Oil prices: Yes, Fed can be partly blamed for spike

The Federal Reserve isn't the only factor in recent rising oil prices, but it's at least partially responsible.

Alex Brandon/AP
Gas prices are posted at the Citgo gas station The price of gasoline, which is made from crude oil, has soared as oil prices rise, and Karlsson argues that the Fed can't be entirely cleared of blame.

Jordan Weissman at The Atlantic denies that the Fed is responsible for the recent sharp increase in oil prices by asserting that the dollar has appreciated in value recently and is now stronger than before QE2 started.

His argument is wrong on many levels. First of all, I don't think anyone has claimed that the Fed is the only factor behind the recent increase. Inflationary policies by other central banks and of course the Iran issue have certainly also contributed to this, and that is not just my view but the view of most people who argue that the Fed is at least partly responsible.

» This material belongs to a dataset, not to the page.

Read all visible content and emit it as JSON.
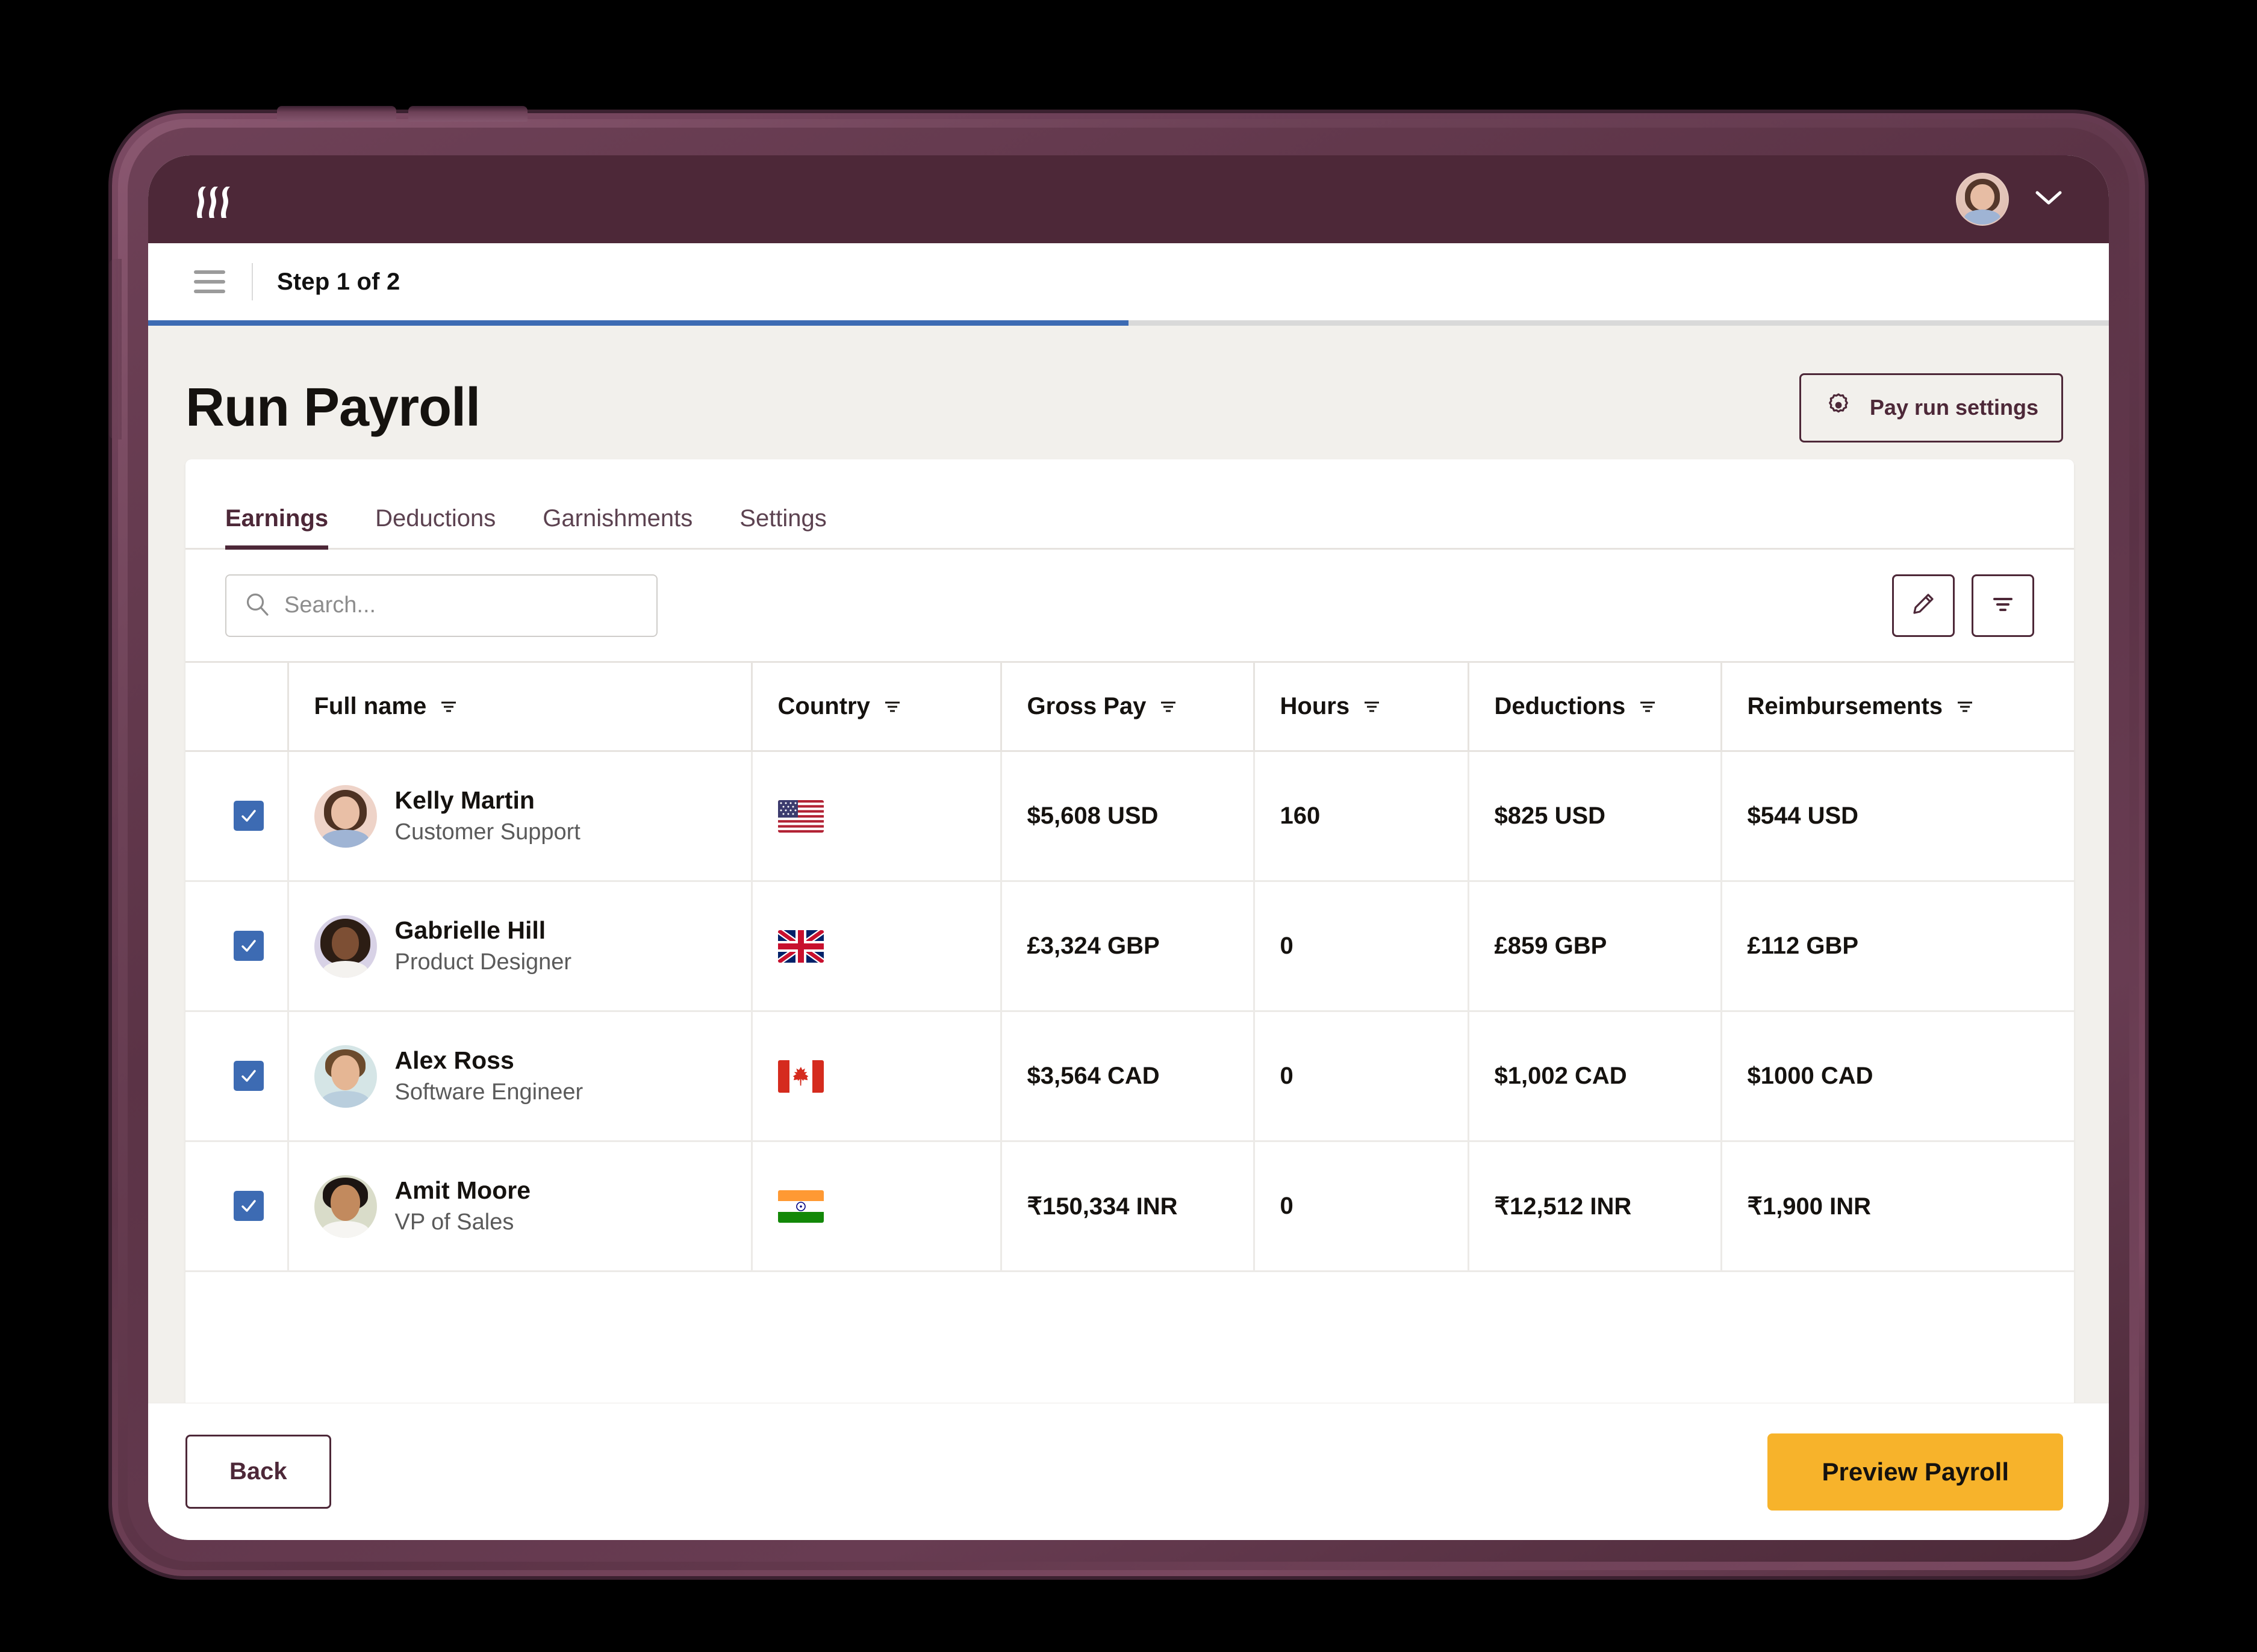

Secondly, while it is true that the dollar has recovered from the lows of the summer of 2011, his contention that the dollar is stronger than before QE2 started is flat out wrong. In late August 2010, just before QE2 was announced, the dollar index was trading at around 83, while it closed at 78.4 this Friday, 5.5% lower. Weismann deliberately misleads his readers by ending his chart of the dollar index at the January peak of 82, despite the fact that his article was published yesterday, when the index was more than 4% lower.

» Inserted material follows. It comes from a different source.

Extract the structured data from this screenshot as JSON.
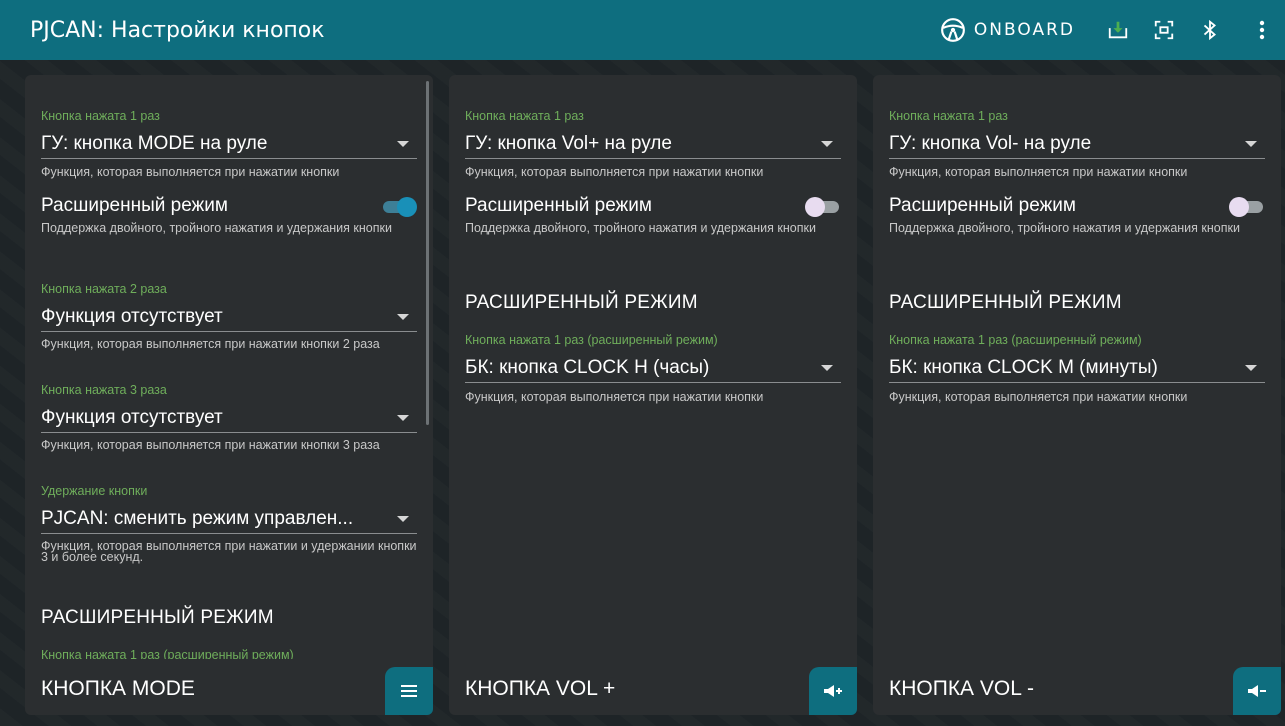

Thirdly, and more important, he ignores the point that the contention of Fed critics isn't necessarily that the dollar is weaker than in the past, but that it is weaker than it would have been without the Fed's actions. There have been other factors counteracting the effects of Fed actions, most importantly the European debt crisis that has greatly increased demand for dollar assets because they are seen (irrationally) as a safe haven. If not for the Fed, the dollar's rally between August 2011 and mid-January 2012 would have been even greater, and its declines before and after would have been much smaller or wouldn't have happened at all.

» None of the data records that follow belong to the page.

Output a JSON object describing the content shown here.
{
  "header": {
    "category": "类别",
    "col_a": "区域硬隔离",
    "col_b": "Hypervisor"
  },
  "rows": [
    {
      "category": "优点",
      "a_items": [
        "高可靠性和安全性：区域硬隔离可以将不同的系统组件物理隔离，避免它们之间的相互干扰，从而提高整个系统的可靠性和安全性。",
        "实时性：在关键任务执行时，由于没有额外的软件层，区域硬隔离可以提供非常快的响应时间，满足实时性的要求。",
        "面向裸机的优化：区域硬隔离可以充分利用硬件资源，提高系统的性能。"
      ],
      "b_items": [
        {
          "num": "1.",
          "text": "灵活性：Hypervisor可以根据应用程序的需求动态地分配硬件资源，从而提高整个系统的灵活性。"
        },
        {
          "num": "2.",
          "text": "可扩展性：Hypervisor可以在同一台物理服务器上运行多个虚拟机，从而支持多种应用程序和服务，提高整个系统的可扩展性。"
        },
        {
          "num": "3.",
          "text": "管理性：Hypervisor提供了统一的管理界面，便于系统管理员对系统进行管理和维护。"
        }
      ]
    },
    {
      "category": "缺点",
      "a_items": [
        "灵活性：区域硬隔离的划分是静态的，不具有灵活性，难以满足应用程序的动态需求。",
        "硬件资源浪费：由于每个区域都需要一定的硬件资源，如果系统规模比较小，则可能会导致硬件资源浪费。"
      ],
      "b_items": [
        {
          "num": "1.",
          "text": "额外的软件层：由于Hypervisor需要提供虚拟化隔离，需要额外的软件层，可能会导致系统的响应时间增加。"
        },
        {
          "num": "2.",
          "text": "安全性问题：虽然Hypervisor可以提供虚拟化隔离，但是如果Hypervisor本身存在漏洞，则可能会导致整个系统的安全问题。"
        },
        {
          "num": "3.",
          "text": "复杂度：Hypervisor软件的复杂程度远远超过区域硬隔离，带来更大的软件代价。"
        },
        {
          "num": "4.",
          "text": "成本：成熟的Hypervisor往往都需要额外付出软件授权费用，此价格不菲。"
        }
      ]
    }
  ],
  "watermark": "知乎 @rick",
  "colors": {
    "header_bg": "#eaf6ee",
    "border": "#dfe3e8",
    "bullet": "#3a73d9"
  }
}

In the end though, Weissman actually concedes that the exchange rate mechanism isn't the only way that the Fed can raise oil prices. However, he gets the story largely wrong. The other mechanism is simply that by increasing nominal demand, prices go up. And because oil and other commodities have perfect price flexibility, being traded at financial markets they will respond quicker than the more sticky prices that exist.